GHSA-869J-R97X-HX2G: Path Traversal Hardening in Anki Media Server

Vulnerability

GHSA-869J-R97X-HX2G describes a local path traversal issue in Anki Desktop's local HTTP media server that could be combined with browser behavior to enable cross-origin local file exfiltration. The vulnerable code in qt/aqt/mediasrv.py performed path normalization and prefix checking inline for one access path, while bundled file reads used a separate code path that joined aqt_data_path() / ".." / path and read bytes without the same centralized validation. This created inconsistent trust boundaries around filesystem access.

The core weakness is unsafe path resolution around attacker-controlled request paths. The vulnerable implementation relied on string-prefix validation after path joining, but the validation was not uniformly applied across all file-serving paths. In particular, the bundled file handler directly constructed a path relative to the application data parent and read it, which is exactly the kind of file access pattern the patch later wraps in a dedicated safety helper. Given the advisory context, a malicious website could target the local HTTP server and leverage traversal to read files outside the intended directory scope.

directory = os.path.realpath(directory)
path = os.path.normpath(path)
fullpath = os.path.abspath(os.path.join(directory, path))

# protect against directory transversal
if not fullpath.startswith(directory):
    return _text_response(...)

full_path = aqt_data_path() / ".." / path
return full_path.read_bytes()

Source: official patch commit, GitHub Security Advisory.

Patch

The patch introduces a dedicated UnsafePathException and a shared ensure_safe_path() helper. This helper canonicalizes the base directory with os.path.realpath(), normalizes the requested path with os.path.normpath(), computes the absolute joined path, and rejects any result that does not remain under the intended base directory using base_dir + os.sep as the prefix boundary. That boundary check is stronger than the prior startswith(directory) form because it avoids false positives where sibling paths merely share a textual prefix.

Critically, the patch applies the helper to both the local file request path and the bundled file request path. It also wraps request dispatch in a try/except UnsafePathException block so traversal attempts consistently return HTTP 403 instead of falling through to raw file reads or inconsistent error handling.

class UnsafePathException(Exception):
    def __init__(self, path: str):
        super().__init__(f"Invalid path: {path}")


def ensure_safe_path(base_dir: str | Path, path: str | Path) -> str:
    base_dir = os.path.realpath(base_dir)
    path = os.path.normpath(path)
    fullpath = os.path.abspath(os.path.join(base_dir, path))

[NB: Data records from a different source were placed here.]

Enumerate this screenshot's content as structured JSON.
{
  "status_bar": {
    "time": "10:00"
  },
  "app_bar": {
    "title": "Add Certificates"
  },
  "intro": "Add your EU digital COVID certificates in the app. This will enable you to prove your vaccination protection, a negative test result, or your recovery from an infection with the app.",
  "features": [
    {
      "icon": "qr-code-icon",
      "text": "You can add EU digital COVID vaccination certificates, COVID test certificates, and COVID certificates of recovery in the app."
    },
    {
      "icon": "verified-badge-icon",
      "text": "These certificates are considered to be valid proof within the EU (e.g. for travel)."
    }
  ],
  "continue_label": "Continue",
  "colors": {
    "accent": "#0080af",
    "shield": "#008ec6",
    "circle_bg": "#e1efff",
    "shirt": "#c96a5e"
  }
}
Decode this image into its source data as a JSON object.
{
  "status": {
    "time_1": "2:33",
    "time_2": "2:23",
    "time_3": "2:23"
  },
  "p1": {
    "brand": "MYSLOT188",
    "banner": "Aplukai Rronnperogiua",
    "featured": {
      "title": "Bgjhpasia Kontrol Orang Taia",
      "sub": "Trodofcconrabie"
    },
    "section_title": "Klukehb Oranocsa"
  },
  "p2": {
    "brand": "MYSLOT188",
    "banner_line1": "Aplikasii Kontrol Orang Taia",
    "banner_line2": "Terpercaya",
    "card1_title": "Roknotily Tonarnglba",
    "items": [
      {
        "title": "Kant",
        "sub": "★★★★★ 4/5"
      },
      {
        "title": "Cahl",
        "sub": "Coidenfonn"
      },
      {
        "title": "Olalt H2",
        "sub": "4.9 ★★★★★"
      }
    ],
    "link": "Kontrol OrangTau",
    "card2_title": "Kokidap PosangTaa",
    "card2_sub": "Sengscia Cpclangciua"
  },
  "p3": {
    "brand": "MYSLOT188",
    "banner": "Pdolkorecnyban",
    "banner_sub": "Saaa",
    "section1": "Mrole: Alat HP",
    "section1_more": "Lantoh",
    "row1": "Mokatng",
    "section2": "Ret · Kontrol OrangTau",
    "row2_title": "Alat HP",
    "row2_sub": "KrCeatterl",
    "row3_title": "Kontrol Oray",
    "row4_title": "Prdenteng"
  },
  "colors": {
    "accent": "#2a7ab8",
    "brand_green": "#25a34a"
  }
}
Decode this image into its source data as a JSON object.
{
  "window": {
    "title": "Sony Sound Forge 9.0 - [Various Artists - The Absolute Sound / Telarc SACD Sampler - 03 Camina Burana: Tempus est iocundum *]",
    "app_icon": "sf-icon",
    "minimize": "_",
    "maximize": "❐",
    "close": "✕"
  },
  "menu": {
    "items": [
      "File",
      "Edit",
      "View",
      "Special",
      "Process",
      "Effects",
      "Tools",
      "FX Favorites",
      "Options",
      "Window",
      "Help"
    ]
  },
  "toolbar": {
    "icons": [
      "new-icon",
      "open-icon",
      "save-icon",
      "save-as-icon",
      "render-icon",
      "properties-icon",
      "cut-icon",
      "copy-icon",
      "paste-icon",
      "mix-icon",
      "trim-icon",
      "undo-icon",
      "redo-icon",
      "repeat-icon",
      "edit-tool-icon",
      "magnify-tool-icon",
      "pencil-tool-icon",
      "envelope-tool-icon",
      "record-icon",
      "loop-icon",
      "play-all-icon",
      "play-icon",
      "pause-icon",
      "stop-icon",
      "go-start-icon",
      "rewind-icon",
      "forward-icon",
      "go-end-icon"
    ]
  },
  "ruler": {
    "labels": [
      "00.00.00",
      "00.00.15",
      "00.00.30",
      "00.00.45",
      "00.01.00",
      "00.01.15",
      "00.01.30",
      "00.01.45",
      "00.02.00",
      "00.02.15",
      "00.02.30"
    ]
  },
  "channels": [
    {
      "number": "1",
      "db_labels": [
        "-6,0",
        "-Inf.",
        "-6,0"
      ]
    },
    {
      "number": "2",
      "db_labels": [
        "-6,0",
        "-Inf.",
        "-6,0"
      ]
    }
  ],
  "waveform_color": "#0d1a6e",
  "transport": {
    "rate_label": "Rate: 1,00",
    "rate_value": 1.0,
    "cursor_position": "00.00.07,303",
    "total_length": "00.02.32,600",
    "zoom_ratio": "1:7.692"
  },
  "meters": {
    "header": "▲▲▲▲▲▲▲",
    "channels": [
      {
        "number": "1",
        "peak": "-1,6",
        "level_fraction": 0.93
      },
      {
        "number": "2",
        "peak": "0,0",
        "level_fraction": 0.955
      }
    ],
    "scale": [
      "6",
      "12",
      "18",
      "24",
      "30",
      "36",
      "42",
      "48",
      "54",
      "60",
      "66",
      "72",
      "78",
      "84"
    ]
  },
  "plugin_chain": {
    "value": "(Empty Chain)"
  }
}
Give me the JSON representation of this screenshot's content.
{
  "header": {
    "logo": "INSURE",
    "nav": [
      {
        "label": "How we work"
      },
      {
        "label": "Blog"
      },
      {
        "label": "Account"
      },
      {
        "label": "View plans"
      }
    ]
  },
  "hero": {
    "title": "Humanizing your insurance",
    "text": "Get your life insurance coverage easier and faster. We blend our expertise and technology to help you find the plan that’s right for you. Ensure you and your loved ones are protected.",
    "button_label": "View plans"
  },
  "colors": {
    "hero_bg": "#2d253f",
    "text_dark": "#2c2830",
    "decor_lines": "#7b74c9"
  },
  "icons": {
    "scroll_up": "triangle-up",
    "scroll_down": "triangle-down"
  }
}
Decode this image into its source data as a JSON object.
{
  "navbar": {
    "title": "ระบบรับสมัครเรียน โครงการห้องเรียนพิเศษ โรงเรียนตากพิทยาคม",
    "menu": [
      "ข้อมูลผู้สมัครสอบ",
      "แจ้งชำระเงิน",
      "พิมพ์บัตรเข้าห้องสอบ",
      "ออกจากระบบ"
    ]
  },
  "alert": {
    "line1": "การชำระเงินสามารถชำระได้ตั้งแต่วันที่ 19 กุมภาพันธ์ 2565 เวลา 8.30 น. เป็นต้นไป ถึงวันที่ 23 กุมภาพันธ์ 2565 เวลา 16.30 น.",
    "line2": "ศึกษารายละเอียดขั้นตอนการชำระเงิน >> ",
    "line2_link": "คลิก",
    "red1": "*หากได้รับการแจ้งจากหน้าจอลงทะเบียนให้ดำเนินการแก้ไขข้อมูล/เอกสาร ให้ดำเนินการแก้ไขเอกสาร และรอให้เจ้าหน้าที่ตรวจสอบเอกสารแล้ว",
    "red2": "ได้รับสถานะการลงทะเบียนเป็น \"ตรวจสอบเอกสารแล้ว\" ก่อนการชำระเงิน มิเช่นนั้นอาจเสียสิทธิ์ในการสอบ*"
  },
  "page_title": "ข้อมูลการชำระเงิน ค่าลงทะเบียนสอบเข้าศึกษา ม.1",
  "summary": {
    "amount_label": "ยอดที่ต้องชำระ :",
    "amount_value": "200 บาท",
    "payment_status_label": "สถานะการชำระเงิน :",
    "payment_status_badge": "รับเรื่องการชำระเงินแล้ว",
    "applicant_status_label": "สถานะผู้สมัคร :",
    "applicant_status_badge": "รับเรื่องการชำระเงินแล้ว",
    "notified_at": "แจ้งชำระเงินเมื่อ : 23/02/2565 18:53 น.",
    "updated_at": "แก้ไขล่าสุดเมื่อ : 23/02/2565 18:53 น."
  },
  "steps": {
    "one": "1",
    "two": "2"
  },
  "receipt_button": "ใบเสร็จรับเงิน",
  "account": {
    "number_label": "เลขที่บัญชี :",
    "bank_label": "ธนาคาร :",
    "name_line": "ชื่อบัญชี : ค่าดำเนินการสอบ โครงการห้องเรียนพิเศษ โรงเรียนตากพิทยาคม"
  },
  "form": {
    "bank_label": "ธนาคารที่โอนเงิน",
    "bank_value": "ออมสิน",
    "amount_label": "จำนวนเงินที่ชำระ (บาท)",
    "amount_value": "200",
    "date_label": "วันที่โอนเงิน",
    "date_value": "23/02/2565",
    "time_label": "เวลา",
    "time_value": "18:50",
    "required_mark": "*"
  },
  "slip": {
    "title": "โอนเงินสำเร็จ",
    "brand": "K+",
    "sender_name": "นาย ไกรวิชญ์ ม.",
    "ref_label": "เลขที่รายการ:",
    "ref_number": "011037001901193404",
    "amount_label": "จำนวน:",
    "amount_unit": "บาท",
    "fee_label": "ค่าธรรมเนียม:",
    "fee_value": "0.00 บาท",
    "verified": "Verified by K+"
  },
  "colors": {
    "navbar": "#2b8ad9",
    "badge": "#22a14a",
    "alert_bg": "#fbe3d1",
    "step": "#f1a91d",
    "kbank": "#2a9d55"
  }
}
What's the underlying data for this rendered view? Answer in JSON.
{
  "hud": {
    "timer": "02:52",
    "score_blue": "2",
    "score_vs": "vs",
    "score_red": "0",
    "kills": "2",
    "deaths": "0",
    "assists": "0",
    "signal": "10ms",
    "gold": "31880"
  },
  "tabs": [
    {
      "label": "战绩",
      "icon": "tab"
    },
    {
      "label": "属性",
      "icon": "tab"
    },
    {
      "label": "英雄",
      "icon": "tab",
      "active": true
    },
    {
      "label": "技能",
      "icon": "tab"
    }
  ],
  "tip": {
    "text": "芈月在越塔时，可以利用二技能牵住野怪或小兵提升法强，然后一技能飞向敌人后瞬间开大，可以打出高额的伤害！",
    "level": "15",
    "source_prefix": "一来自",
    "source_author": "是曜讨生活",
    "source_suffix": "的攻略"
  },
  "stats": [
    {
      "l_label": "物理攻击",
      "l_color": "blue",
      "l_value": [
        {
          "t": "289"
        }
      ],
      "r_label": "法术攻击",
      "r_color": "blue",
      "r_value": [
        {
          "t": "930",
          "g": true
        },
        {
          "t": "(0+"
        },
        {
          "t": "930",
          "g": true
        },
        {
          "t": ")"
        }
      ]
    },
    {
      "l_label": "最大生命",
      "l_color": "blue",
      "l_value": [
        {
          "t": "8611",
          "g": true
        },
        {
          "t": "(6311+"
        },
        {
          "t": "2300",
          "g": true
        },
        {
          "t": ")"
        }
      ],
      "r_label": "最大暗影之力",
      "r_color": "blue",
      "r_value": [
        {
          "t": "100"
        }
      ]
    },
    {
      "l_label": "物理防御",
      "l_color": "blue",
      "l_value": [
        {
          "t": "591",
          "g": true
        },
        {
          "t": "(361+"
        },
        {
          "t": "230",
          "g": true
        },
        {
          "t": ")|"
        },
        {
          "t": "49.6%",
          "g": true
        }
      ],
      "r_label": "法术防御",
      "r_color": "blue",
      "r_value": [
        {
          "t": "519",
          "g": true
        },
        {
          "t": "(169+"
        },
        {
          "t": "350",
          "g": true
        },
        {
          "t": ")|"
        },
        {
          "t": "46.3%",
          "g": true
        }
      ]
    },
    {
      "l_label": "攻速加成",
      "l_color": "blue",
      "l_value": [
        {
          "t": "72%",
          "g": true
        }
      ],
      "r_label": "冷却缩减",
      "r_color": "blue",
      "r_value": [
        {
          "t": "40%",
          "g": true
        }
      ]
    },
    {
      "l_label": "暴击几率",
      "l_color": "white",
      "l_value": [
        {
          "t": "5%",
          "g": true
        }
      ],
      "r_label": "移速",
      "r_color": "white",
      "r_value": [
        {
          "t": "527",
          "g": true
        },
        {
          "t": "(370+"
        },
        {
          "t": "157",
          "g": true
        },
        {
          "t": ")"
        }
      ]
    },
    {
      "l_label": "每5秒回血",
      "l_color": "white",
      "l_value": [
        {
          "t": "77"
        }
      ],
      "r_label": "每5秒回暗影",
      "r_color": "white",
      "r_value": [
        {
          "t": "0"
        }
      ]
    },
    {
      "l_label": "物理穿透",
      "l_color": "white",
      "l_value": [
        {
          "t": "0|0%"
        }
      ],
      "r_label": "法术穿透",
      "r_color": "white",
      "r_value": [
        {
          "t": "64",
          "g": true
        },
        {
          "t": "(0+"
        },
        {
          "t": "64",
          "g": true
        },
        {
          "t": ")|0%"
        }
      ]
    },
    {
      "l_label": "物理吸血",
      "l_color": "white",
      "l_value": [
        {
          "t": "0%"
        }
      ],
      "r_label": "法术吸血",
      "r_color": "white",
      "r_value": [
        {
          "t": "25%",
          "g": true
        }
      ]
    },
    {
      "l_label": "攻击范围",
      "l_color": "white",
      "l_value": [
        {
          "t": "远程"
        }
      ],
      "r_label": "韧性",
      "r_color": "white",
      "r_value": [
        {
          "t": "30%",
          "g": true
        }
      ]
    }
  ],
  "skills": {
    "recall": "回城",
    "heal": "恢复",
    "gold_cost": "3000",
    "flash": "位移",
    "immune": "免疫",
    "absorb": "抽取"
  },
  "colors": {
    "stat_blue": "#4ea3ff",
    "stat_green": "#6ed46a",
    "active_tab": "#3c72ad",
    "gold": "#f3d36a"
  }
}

    if not fullpath.startswith(base_dir + os.sep):
        raise UnsafePathException(path)
    return fullpath

fullpath = ensure_safe_path(directory, path)
full_path = ensure_safe_path(aqt_data_path().parent, path)
with open(full_path, "rb") as f:
    return f.read()

Source: official patch commit.

Review

Pros

• Centralizes path validation into a single helper, reducing the chance of one file-serving path being hardened while another remains exposed.
• Improves the prefix check from startswith(directory) to startswith(base_dir + os.sep), which better enforces directory containment.
• Extends validation to bundled file access, which in the vulnerable snippet previously performed a direct read after path construction.
• Converts traversal detection into an explicit exception and uniform 403 response, improving control-flow clarity and fail-closed behavior.
• Uses canonicalization of the base directory before comparison, aligning with the secure path-handling guidance referenced in the code comments.

Cons

• The provided diff does not show any direct change to CORS or origin validation logic. If the product also relied on permissive cross-origin access, this patch addresses the file escape primitive but not necessarily broader cross-origin exposure semantics.
• The containment check is still string-based rather than using a path API such as Path.resolve() plus ancestry comparison. The current approach is acceptable here, but path-object ancestry checks are typically less error-prone.
• The helper returns a string path and uses abspath on the joined path rather than resolving the final target with symlink-aware semantics. The base directory is canonicalized, but the diff alone does not prove how symlinks inside the served tree are intended to be handled.
• Error messages include the rejected path string. This is low risk, but it still reflects attacker input back in responses.

Verdict

Root-cause.

Within the scope visible in the patch, this is a strong fix for the directory traversal root cause because it removes inconsistent path handling and enforces a shared containment check across the relevant file-serving code paths. The advisory's cross-origin impact appears to depend on the existence of the traversal primitive; by eliminating filesystem escape, the patch materially blocks the exfiltration path described in the advisory. However, because the diff does not include explicit CORS changes, engineers should verify separately whether origin restrictions remain intentionally permissive and whether any other local HTTP endpoints perform filesystem access without ensure_safe_path().

References: official patch commit, GitHub Security Advisory, third-party report.